Nonato Guedes
A escritora gaúcha Martha Medeiros, considerada uma das grandes vozes da literatura contemporânea brasileira, publicou no jornal “Zero Hora” uma crônica que realça a importância da solidariedade na atual situação de pandemia do novo coronavírus. Ela descreve gestos e reações afetivas que estão ocorrendo em inúmeros lugares, no mundo e busca injetar otimismo, afirmando: “Vai passar. E quando passar, que a gente saia dessa melhor do que entrou. Regra básica para qualquer período de transição”. Martha nasceu em Porto Alegre em 1961, formou-se em Publicidade e Propaganda e trabalhou como redatora e diretora de criação em diversas agências. Estreou na literatura com o livro de poesias Strip-tease (Brasiliense, 1985). De lá para cá, sua produção é substancial. Martha é colunista, também, de jornais gaúchos e do Rio.
Na íntegra, sua crônica intitulada “Dar as Mãos”, datada de ontem: “A Filarmônica de Berlim liberou sua plataforma digital (digitalconcerthall.com). O usuário pode se registrar com o código BERLINPHIL e ter acesso gratuito a todos os concertos e documentários por um período de 30 dias (o test drive normal é de sete dias, foi ampliado para 30).
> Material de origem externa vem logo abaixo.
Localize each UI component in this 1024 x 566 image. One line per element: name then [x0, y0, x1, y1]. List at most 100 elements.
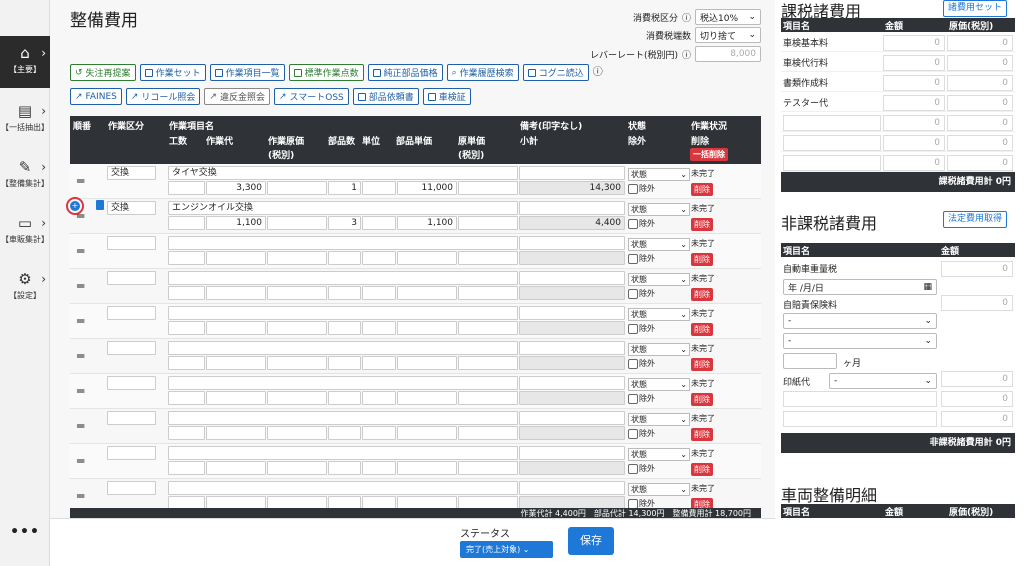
exclude-checkbox[interactable]: 除外 [628, 253, 655, 264]
state-select[interactable]: 状態 ⌄ [628, 378, 690, 391]
exclude-checkbox[interactable]: 除外 [628, 323, 655, 334]
work-item-input[interactable] [168, 236, 518, 250]
checkbox-box[interactable] [628, 463, 638, 474]
labor-cost-input[interactable] [267, 321, 327, 335]
state-select[interactable]: 状態 ⌄ [628, 168, 690, 181]
insurance-select-2[interactable]: - ⌄ [783, 333, 937, 349]
cost-price-input[interactable] [458, 286, 518, 300]
cost-price-input[interactable] [458, 356, 518, 370]
fee-cost-input[interactable]: 0 [947, 115, 1013, 131]
cost-price-input[interactable] [458, 461, 518, 475]
delete-row-button[interactable]: 削除 [691, 393, 713, 406]
exclude-checkbox[interactable]: 除外 [628, 218, 655, 229]
violation-fine-lookup-button[interactable]: ↗ 違反金照会 [204, 88, 270, 105]
labor-cost-input[interactable] [267, 461, 327, 475]
labor-cost-input[interactable] [267, 391, 327, 405]
work-type-input[interactable] [107, 376, 156, 390]
parts-price-input[interactable] [397, 426, 457, 440]
drag-handle-icon[interactable]: ═ [77, 314, 84, 328]
work-type-input[interactable] [107, 271, 156, 285]
copy-icon[interactable] [96, 200, 104, 210]
fee-cost-input[interactable]: 0 [947, 135, 1013, 151]
labor-cost-input[interactable] [267, 286, 327, 300]
unit-input[interactable] [362, 321, 396, 335]
notes-input[interactable] [519, 446, 625, 460]
fee-amount-input[interactable]: 0 [883, 35, 945, 51]
legal-fee-fetch-button[interactable]: 法定費用取得 [943, 211, 1008, 228]
stamp-amount[interactable]: 0 [941, 371, 1013, 387]
cost-price-input[interactable] [458, 426, 518, 440]
parts-price-input[interactable]: 1,100 [397, 216, 457, 230]
work-type-input[interactable]: 交換 [107, 201, 156, 215]
checkbox-box[interactable] [628, 428, 638, 439]
delete-row-button[interactable]: 削除 [691, 428, 713, 441]
delete-row-button[interactable]: 削除 [691, 218, 713, 231]
labor-input[interactable] [206, 286, 266, 300]
smart-oss-button[interactable]: ↗ スマートOSS [273, 88, 349, 105]
drag-handle-icon[interactable]: ═ [77, 279, 84, 293]
cost-price-input[interactable] [458, 391, 518, 405]
parts-price-input[interactable] [397, 356, 457, 370]
unit-input[interactable] [362, 216, 396, 230]
work-type-input[interactable] [107, 411, 156, 425]
parts-price-input[interactable] [397, 461, 457, 475]
fee-name-input[interactable] [783, 115, 881, 131]
delete-row-button[interactable]: 削除 [691, 463, 713, 476]
fee-name-input[interactable] [783, 135, 881, 151]
labor-cost-input[interactable] [267, 426, 327, 440]
parts-qty-input[interactable] [328, 426, 361, 440]
delete-row-button[interactable]: 削除 [691, 288, 713, 301]
labor-input[interactable] [206, 251, 266, 265]
drag-handle-icon[interactable]: ═ [77, 349, 84, 363]
standard-work-points-button[interactable]: 標準作業点数 [288, 64, 364, 81]
exclude-checkbox[interactable]: 除外 [628, 183, 655, 194]
sidebar-item-maintenance-summary[interactable]: ✎ 【整備集計】 › [0, 150, 50, 202]
fee-amount-input[interactable]: 0 [883, 95, 945, 111]
notes-input[interactable] [519, 481, 625, 495]
extra-name-1[interactable] [783, 391, 937, 407]
work-type-input[interactable] [107, 306, 156, 320]
fee-amount-input[interactable]: 0 [883, 75, 945, 91]
cost-price-input[interactable] [458, 251, 518, 265]
months-input[interactable] [783, 353, 837, 369]
checkbox-box[interactable] [628, 323, 638, 334]
state-select[interactable]: 状態 ⌄ [628, 448, 690, 461]
parts-price-input[interactable] [397, 251, 457, 265]
labor-cost-input[interactable] [267, 216, 327, 230]
hours-input[interactable] [168, 461, 205, 475]
labor-cost-input[interactable] [267, 181, 327, 195]
cost-price-input[interactable] [458, 321, 518, 335]
labor-cost-input[interactable] [267, 356, 327, 370]
exclude-checkbox[interactable]: 除外 [628, 288, 655, 299]
unit-input[interactable] [362, 251, 396, 265]
parts-qty-input[interactable]: 1 [328, 181, 361, 195]
fee-amount-input[interactable]: 0 [883, 155, 945, 171]
work-type-input[interactable] [107, 236, 156, 250]
state-select[interactable]: 状態 ⌄ [628, 238, 690, 251]
lost-order-reproposal-button[interactable]: ↺ 失注再提案 [70, 64, 136, 81]
extra-name-2[interactable] [783, 411, 937, 427]
notes-input[interactable] [519, 411, 625, 425]
notes-input[interactable] [519, 376, 625, 390]
parts-price-input[interactable]: 11,000 [397, 181, 457, 195]
parts-price-input[interactable] [397, 391, 457, 405]
labor-input[interactable]: 3,300 [206, 181, 266, 195]
save-button[interactable]: 保存 [568, 527, 614, 555]
state-select[interactable]: 状態 ⌄ [628, 483, 690, 496]
delete-row-button[interactable]: 削除 [691, 358, 713, 371]
state-select[interactable]: 状態 ⌄ [628, 273, 690, 286]
bulk-delete-button[interactable]: 一括削除 [690, 148, 728, 161]
hours-input[interactable] [168, 391, 205, 405]
sidebar-item-main[interactable]: ⌂ 【主要】 › [0, 36, 50, 88]
parts-qty-input[interactable] [328, 286, 361, 300]
checkbox-box[interactable] [628, 498, 638, 509]
checkbox-box[interactable] [628, 393, 638, 404]
parts-qty-input[interactable]: 3 [328, 216, 361, 230]
parts-qty-input[interactable] [328, 356, 361, 370]
fee-cost-input[interactable]: 0 [947, 95, 1013, 111]
fee-cost-input[interactable]: 0 [947, 75, 1013, 91]
drag-handle-icon[interactable]: ═ [77, 244, 84, 258]
notes-input[interactable] [519, 341, 625, 355]
faines-button[interactable]: ↗ FAINES [70, 88, 122, 105]
notes-input[interactable] [519, 306, 625, 320]
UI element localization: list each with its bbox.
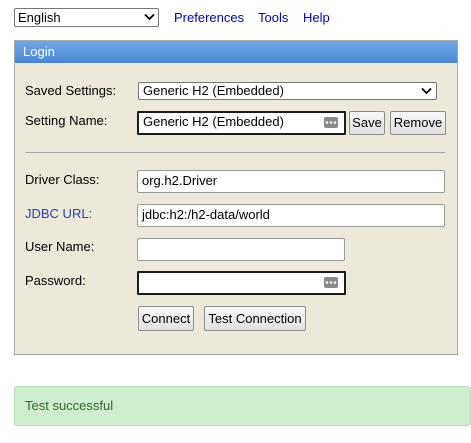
connect-button[interactable]: Connect	[138, 306, 194, 331]
separator	[25, 152, 445, 153]
chevron-down-icon	[144, 13, 155, 21]
login-panel: Login Saved Settings: Generic H2 (Embedd…	[14, 40, 458, 355]
user-name-label: User Name:	[25, 239, 95, 254]
language-select-value: English	[18, 10, 61, 25]
autofill-key-icon[interactable]	[324, 117, 338, 128]
password-input[interactable]	[137, 271, 346, 295]
jdbc-url-input[interactable]: jdbc:h2:/h2-data/world	[137, 204, 445, 227]
dots-icon	[325, 121, 337, 124]
language-select[interactable]: English	[14, 8, 159, 27]
password-label: Password:	[25, 273, 86, 288]
driver-class-input-value: org.h2.Driver	[142, 173, 218, 188]
setting-name-input[interactable]: Generic H2 (Embedded)	[137, 111, 346, 135]
setting-name-label: Setting Name:	[25, 113, 108, 128]
user-name-input[interactable]	[137, 238, 345, 261]
jdbc-url-label[interactable]: JDBC URL:	[25, 206, 92, 221]
remove-button[interactable]: Remove	[390, 111, 446, 135]
login-header: Login	[15, 41, 457, 63]
tools-link[interactable]: Tools	[258, 10, 288, 25]
jdbc-url-input-value: jdbc:h2:/h2-data/world	[142, 207, 270, 222]
setting-name-input-value: Generic H2 (Embedded)	[143, 114, 284, 129]
save-button[interactable]: Save	[349, 111, 385, 135]
chevron-down-icon	[421, 87, 432, 95]
saved-settings-label: Saved Settings:	[25, 83, 117, 98]
dots-icon	[325, 281, 337, 284]
help-link[interactable]: Help	[303, 10, 330, 25]
preferences-link[interactable]: Preferences	[174, 10, 244, 25]
saved-settings-select[interactable]: Generic H2 (Embedded)	[138, 82, 437, 100]
autofill-key-icon[interactable]	[324, 277, 338, 288]
driver-class-input[interactable]: org.h2.Driver	[137, 170, 445, 193]
saved-settings-select-value: Generic H2 (Embedded)	[143, 83, 284, 98]
test-connection-button[interactable]: Test Connection	[204, 306, 306, 331]
status-message: Test successful	[14, 386, 471, 426]
driver-class-label: Driver Class:	[25, 172, 100, 187]
h2-console-login-page: English Preferences Tools Help Login Sav…	[0, 0, 471, 443]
Em tempos de confinamento, uma gentil oferta da casa. Muitos jornais liberaram o acesso de seus conteúdos online a não assinantes, a fim de que as informações sobre o coronavírus alcancem o maior número de pessoas. Em condomínios, há bilhetes de vizinhos nos espelhos do elevador e nas paredes dos corredores: eles se oferecem para ir às farmácias e a mercados para o idoso da porta ao lado.
Além disso, voluntários se predispõem a serem “anjos da guarda” no WhatsApp. Descobrem o contato de alguém com mais de 60 anos que more sozinho e mandam mensagens diárias, perguntando se ele está dormindo bem, se tem algum sintoma, se deseja conversar. Um antídoto afetivo contra o isolamento. Italianos cantam nas janelas, criando um coro improvisado e garantindo diversão comunitária. Um tenor profissional fez uma apresentação em sua varanda, num andar alto: ópera a céu aberto. Um professor de ginástica foi sozinho para o playground interno do edifício, cercado por apartamentos e conduziu uma sessão de exercícios para quem o observava de dentro de suas salas.
Há muitas maneiras de dar a mão sem precisar tocá-las fisicamente. Beijos e abraços foram cancelados, mas a solidariedade emergiu e essa é a boa notícia em meio ao espanto da nova condição mundial. Solidariedade que precisa ser mantida quando as contaminações reduzirem e as sequelas econômicas aparecerem para nos cumprimentar. Que oportunidade de ouro para sermos mais coletivos e menos individualistas. Até aqui, era cada um por si, era só o lucro que interessava, era a transferência de responsabilidade que mandava no jogo: “os políticos que cuidem da nação”; “os outros que se virem sem mim”. Não há mais “os outros”, somos um imenso “nós”. Eu, tu e eles no mesmo barco. Sem união, a gente vai esticar esse drama por mais tempo do que o necessário.
O que você pode fazer, além de lavar bem as mãos e manter-se em casa? Ler livros. Leitura é hábito privado, não requer um espaço público. Conversar mais com os filhos. Ver filmes. Estudar idiomas. Arrumar os armários. Fazer mais sexo (dizem que ajuda na imunização; se for fakenews, não me conte). Tentar se desapegar das redes sociais para não pirar. Tirar proveito da sua introspecção. Vai passar. E quando passar, que a gente saia dessa melhor do que entrou. Regra básica para qualquer período de transição”.